Back in the early 1980, Apple was facing stiff competition against IBM and Microsoft. Just before the big company released this ambitious project, it released this iconic commercial that introduces the aforementioned product.
At that time, Steve Jobs wasn’t in charge of Apple even after he co-founded the company. In fact, John Sculley took the position as CEO. Unfortunately, things did not go well between the two people. They even argued about what the starting price the original Macintosh should be. Jobs voted for $2,000 to put the product in a competitive position against other PCs at the time. But Sculley thought it should be $2,500 to recoup all the costs into researching and engineering for the product.
Just months after Apple released the Macintosh, Jobs left the company after the employees chose Sculley as their leader instead of him. Shortly after, he started his own company called NeXT, which would soon merge with Apple later in the 1990s.
During that time, Apple wasn’t in a very good position. Throughout the 1980s/1990s, Apple was selling too many Mac models that its marketing strategy was a complete mess. The Windows PC industry had always been ahead in terms of sales and software support that Apple was on the verge of bankruptcy. That was when Jobs returned to Apple, the marketing went back to the drawing board.
In the 1998, Apple introduced the iMac, which arguable saved Apple from bankruptcy for many reasons. For one, its futuristic design along with its extreme simplicity helped the product stand out against ordinary PCs that were shaped as large beige boxes. Secondly, it also paved the way for customers to access the Internet. Along with the introduction of the iBook and the iPod, Apple was back on track as sales were booming.
Until 2005, Apple went through two major transitions for the Mac – 68K to PowerPC (1994-1996) and Mac OS 9 to Mac OS X (2001-2003). Jobs took onstage to announce that it will transition its entire Mac lineup from the PowerPC to Intel processors next year. The transition benefited the entire Mac lineup as users could finally use Windows on a Mac via Boot Camp. Shortly after, Apple introduced the iconic MacBook Air, an ultra-thin notebook that shaped the future of the notebook. This included a unibody design for improved durability and solid-state storage for better reliability.

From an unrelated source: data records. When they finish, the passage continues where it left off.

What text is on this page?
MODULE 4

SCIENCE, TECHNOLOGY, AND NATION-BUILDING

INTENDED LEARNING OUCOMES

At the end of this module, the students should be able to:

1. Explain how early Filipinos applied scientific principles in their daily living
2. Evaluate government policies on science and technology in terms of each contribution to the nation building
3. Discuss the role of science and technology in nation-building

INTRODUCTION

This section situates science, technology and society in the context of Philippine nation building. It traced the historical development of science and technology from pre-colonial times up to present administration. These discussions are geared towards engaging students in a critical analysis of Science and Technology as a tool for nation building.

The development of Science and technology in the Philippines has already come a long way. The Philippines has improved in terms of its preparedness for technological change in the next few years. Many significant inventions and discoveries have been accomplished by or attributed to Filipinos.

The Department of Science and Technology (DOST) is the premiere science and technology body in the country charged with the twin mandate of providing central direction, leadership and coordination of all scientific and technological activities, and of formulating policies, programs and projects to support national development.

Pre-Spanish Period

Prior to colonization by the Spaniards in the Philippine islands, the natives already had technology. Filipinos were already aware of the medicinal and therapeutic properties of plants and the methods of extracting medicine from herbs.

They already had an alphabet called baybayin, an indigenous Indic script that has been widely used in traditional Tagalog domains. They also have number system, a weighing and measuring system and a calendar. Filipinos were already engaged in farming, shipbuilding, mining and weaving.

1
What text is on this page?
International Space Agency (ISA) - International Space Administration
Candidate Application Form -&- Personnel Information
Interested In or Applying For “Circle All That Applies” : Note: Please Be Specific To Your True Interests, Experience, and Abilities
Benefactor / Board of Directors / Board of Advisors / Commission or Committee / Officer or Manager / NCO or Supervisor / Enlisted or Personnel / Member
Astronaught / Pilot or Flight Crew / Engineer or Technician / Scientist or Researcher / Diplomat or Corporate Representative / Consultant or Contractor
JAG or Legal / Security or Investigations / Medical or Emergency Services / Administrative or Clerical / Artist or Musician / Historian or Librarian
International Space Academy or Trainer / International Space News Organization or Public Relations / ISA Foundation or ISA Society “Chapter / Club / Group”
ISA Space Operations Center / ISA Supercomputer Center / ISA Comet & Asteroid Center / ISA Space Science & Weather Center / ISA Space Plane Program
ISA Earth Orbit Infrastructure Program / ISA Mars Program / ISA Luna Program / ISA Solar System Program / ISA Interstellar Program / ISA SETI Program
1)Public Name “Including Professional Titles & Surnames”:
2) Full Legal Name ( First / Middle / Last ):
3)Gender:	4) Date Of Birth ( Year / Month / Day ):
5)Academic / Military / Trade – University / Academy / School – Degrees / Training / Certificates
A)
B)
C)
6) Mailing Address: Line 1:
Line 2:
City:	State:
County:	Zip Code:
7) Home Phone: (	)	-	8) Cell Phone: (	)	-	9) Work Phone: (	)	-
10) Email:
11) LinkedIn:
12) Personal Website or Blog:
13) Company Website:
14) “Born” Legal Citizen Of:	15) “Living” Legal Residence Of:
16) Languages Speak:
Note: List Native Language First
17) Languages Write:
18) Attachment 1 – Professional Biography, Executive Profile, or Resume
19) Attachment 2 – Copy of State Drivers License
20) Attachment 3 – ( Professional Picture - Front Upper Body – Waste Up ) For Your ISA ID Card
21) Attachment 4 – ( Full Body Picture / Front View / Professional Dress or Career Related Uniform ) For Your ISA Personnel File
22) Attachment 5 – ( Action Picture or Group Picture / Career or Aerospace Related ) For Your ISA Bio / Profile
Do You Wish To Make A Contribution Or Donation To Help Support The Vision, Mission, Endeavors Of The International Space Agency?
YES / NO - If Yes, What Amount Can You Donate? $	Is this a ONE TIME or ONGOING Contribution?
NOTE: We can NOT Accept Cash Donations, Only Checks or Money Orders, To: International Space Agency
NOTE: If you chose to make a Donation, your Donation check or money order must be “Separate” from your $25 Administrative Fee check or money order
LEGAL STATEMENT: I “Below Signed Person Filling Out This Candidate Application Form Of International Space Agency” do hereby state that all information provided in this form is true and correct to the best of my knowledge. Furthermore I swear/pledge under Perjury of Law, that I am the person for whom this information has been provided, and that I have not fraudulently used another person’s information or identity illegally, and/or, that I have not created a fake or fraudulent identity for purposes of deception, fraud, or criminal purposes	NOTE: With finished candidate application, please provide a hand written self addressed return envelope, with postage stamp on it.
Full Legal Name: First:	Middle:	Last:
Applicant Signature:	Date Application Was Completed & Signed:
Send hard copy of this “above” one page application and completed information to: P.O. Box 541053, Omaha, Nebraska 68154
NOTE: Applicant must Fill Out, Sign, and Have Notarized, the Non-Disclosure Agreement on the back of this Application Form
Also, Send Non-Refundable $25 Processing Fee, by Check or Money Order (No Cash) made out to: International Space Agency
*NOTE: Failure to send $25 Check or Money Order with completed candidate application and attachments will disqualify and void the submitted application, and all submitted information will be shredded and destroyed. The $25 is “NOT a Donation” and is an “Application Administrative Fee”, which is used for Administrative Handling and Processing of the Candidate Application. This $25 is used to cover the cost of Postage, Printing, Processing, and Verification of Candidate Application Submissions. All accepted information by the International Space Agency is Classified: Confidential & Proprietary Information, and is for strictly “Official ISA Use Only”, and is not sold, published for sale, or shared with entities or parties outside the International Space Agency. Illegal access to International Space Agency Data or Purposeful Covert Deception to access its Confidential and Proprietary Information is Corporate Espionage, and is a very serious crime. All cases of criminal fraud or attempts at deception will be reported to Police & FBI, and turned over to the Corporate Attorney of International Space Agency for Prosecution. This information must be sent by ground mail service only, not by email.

You might think things were looking good for Apple from that point on. Not exactly, you see, Intel was facing problems on its own as the company was struggling to produce its next-generation processors that would be more energy-efficient. In fact, the MacBook Pro back then would even thermal-throttle. As Apple has been producing its own silicon for the iPhone and iPad, Apple would take on the next big leap for the Mac – to transition all of its Macs to Apple Silicon. That’s exactly what Apple did. With all of its notebooks featuring M1/M1 Pro/M1 Max chips, they provide incredible energy efficiency while delivering blazingly-fast performance. Now that it’s 2022, we can’t wait to see what Apple has in store for its higher-end desktop products, including the higher-end variation of the M1 chip.